As well, most journalists are religious illiterates, so perhaps it is just as welll that they leave us bloggers to handle important situations like this. I mean, you have one of their heros, reporter Robert Fisk, who can't even get the birthplace of Jesus right in his new book. And CTV mentioned that the star drawn on Muhammed's head on one of the cartoons was "the Soviet star"!

When idiots like that are employed by Big Media, it comes as no surprise that they can't report this story competently.

Q: Were you concerned about your own safety, site, etc.?

A: No. I get asked that the odd time, because I don't spare Muslims for criticism on my blog. Of course, I'd have less to criticize if a) they stopped killing people and b) moderate Muslims would do their job and tell their co-religionists to chill. I'm beginning to think that moderate Muslims are an urban legend, like the crocodiles in the sewers of New York.

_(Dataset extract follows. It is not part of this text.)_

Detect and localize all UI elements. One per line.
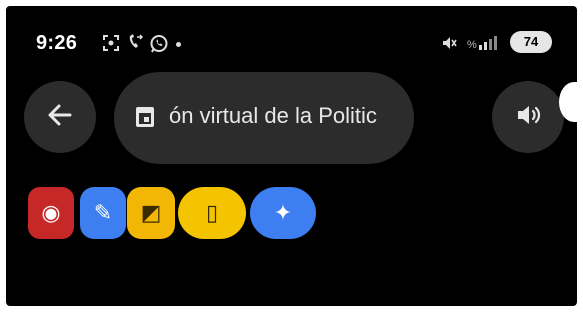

I also make fun of the Amish, Buddhists and yes, even the Vatican -- their pathetic statement about the whole cartoon controversy was one of their typical exercises in mealy mouthed, Euro-trash, diplomatic bureaucratic butt-covering nonsense.

No one is spared on my blog if they do something foolish that I happen to think is worth writing about.

I don't buy into this notion that religion is automatically deserving of "respect". We've been hearing that word a lot lately. The other people who use the word "respect" a lot (or, more likely, "disrespect" -- as a verb...) are those thugs who make Toronto's streets so unsafe for decent people. When thugs, be they gangstas or Mafia types or Islamic crazies or other macho bores, complain that we are not showing them adequate "respect", what they really mean is that we are not showing them adequate FEAR.

Well, why put up with such foolishness? I wasn't raised by nuns for nothing. Anyone who decided to kill me in the name of Allah would only be sending me to heaven and himself to hell. It is sad to think that an atheist like Theo Van Gogh didn't have that belief to confort him while his head was being sawed off. By a Southern Baptist. I mean, Muslim...

Not all belief systems are worthy of respect. If your beliefs can't stand scrutiny or mockery, perhaps you beliefs are stupid, no? I am a Catholic, not a Muslim; I am under no obligation to observe their strictures about "blasphemy" -- we're not living under sharia law. Yet.